"The groundwork of all happiness is health." - Leigh Hunt

Do you concentrate to what you eat? Here's tips on how to navigate mealtimes this holiday season

November 20, 2023 – Being with family and friends throughout the holidays could be joyful, unpleasant, or sometimes each. It's largely expected to overindulge around Thanksgiving and throughout the holidays. It's almost an American pastime to overeat this time of 12 months.

But what should you've lost extra weight and don't want to provide up your hard-earned progress? What should you were the just one with diabetes at a giant holiday dinner?

WebMD asked nutrition and diabetes experts for recommendations on overcoming these and other challenges. Not only do they explain best practices for avoiding overeating, but in addition tips on how to pass the serving dish without offending a guest or host or having to elucidate to everyone why you're skipping dessert.

“Many people find themselves in situations where they are surrounded by food, and it can be overwhelming when trying to stick to a weight management plan that includes portion control,” said Dr. Beverly Tchang, a medical weight management expert on the Comprehensive Weight Control Center at Weill Cornell Medicine in New York City.

Stick to your strengths. “Many people do better with the flexibility to indulge occasionally, while others find it's best to stay on track regardless of special events. “People should do what is best for them,” continued Tchang, who can also be a spokesman for the Obesity Society.

An ideal storm?

“Indulgent meals, large portions, holiday parties… it's no surprise that the holidays present even greater challenges to maintaining a healthy lifestyle than the rest of the year,” said Dr. Florencia Ziemke, obesity expert and nutrition, health and wellness advocate and founder and medical director of Evexia Medical in Jupiter, FL.

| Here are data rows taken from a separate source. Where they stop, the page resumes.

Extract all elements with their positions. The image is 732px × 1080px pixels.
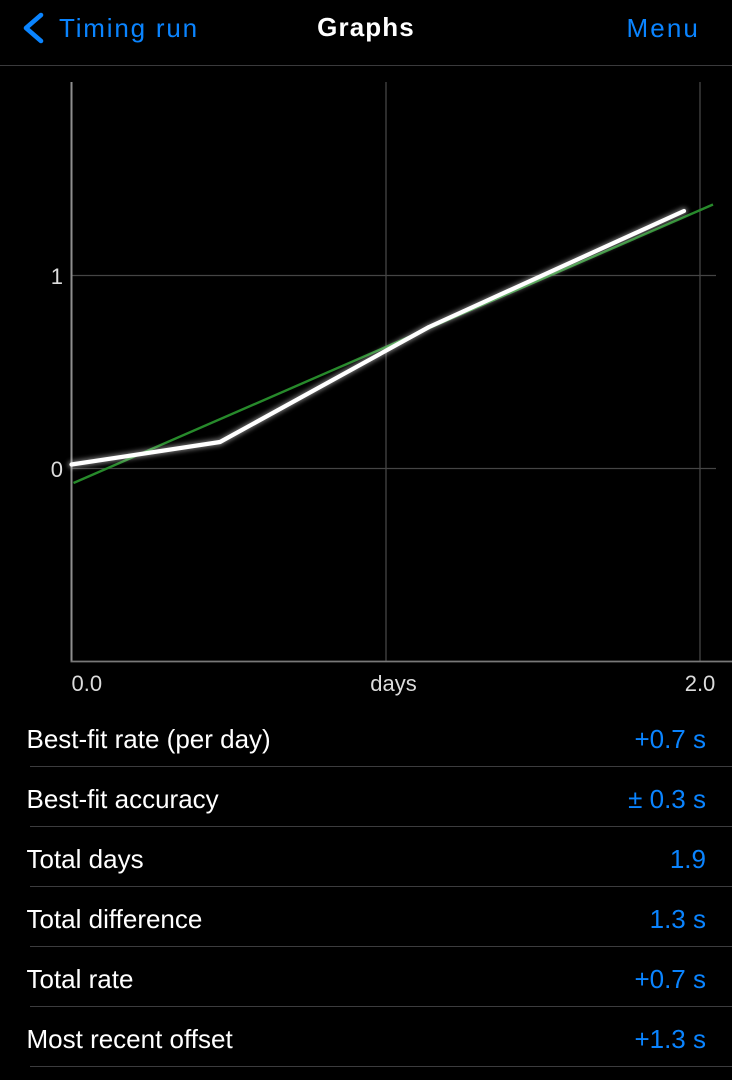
svg-text:1: 1 <box>51 264 63 289</box>
svg-text:0.0: 0.0 <box>72 671 103 696</box>
svg-text:days: days <box>370 671 416 696</box>
svg-text:0: 0 <box>51 457 63 482</box>
svg-text:2.0: 2.0 <box>685 671 716 696</box>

It's not only the oversupply of food. Less sleep and fewer exercise as a consequence of a busy schedule and the added stress of vacation planning and commitments can add to the challenge of staying healthy this time of 12 months.

“When combined, these factors appear to be an inevitable recipe for weight gain,” said Ziemke, who can also be a spokesman for the Obesity Society. The average adult in Western societies gains about 1 to 2 kilos per 12 months, and most of it's weight reduction over the vacation season.

Reaction to “Food Pushers”

A superb place to begin is to enter holiday gatherings with a game plan, Ziemke said. Avoid appearing hungry, order first and lead by example, eat slowly and take a break between each bite, for instance.

Another tip is to bring your individual healthy dish to share. “This way, you can make sure you're eating something that's consistent with your weight goals.” It doesn't should be steamed broccoli or a fattening dessert that isn't available at home. “Bring something you would enjoy,” Tchang suggested.

Holiday gatherings are social occasions, so there could also be social pressure to devour stimulants and sweets. How can someone who is targeted on their weight and/or a guest who simply desires to eat healthier politely refuse cookies, cakes, or pastries without offending the host?

We often discuss with them as “food pushers,” Ziemke said. She recommends politely declining or eating a small portion of a food you desire to avoid. Another tip is to begin a conversation and discuss your health with friends or family. This way you possibly can gain support and allies for healthy eating.

No obligation to weigh

What happens when the host or one other guest says, “Come on, it's the holidays.” It's okay to treat yourself.” It could even be someone who doesn't deal with living with overweight or who can identify obesity problems or who is trying to get their weight under control.

Tchang said it is up to each individual how much they want to disclose or share. “Obesity is a medical disease. It should be treated as a private matter like any other health issue,” she said.

It can also be seen as an opportunity to educate others.

“My patients have a powerful voice, and by sharing their stories, I believe more people will understand the biological challenge we face in treating obesity,” she said.

For some, a sweeter time of year

People with diabetes may face unique challenges during the holidays.

“Stick to a routine as much as possible,” said Amy Kimberlain, a registered dietitian and spokesperson for the Academy of Nutrition and Dietetics. Following a meal plan when possible can help manage blood sugar levels, she said.

“Don’t skip meals or go without them for too long. “Try to eat balanced meals throughout the day — without skimping and eating more carbs later,” she said.

“The most vital point is planning.” For example, if you know that a holiday meal will be later than your normally scheduled meal time, that might be the time to add a snack into the mix.

Just like with people without diabetes, managing stress around the holidays remains crucial.

“Make sure you have outlets for stress… because stress can have devastating effects on blood sugar levels. Meditating, journaling, walking, exercising are all ways to manage stress, but may also help manage your blood sugar levels,” Kimberlain said.

Before attending a holiday gathering, “be sure that you possibly can see what's on the menu so you understand all the choices,” she said.

After you arrive, “try to not loaf around the food table — it's human nature to maintain grazing when the food is so close. Better serve yourself and eat elsewhere,” she said. Also, stay hydrated throughout the day.

Although it's good for people with diabetes to keep these general tips in mind, Kimberlain says it's “best to talk over with your doctor for individual recommendations.”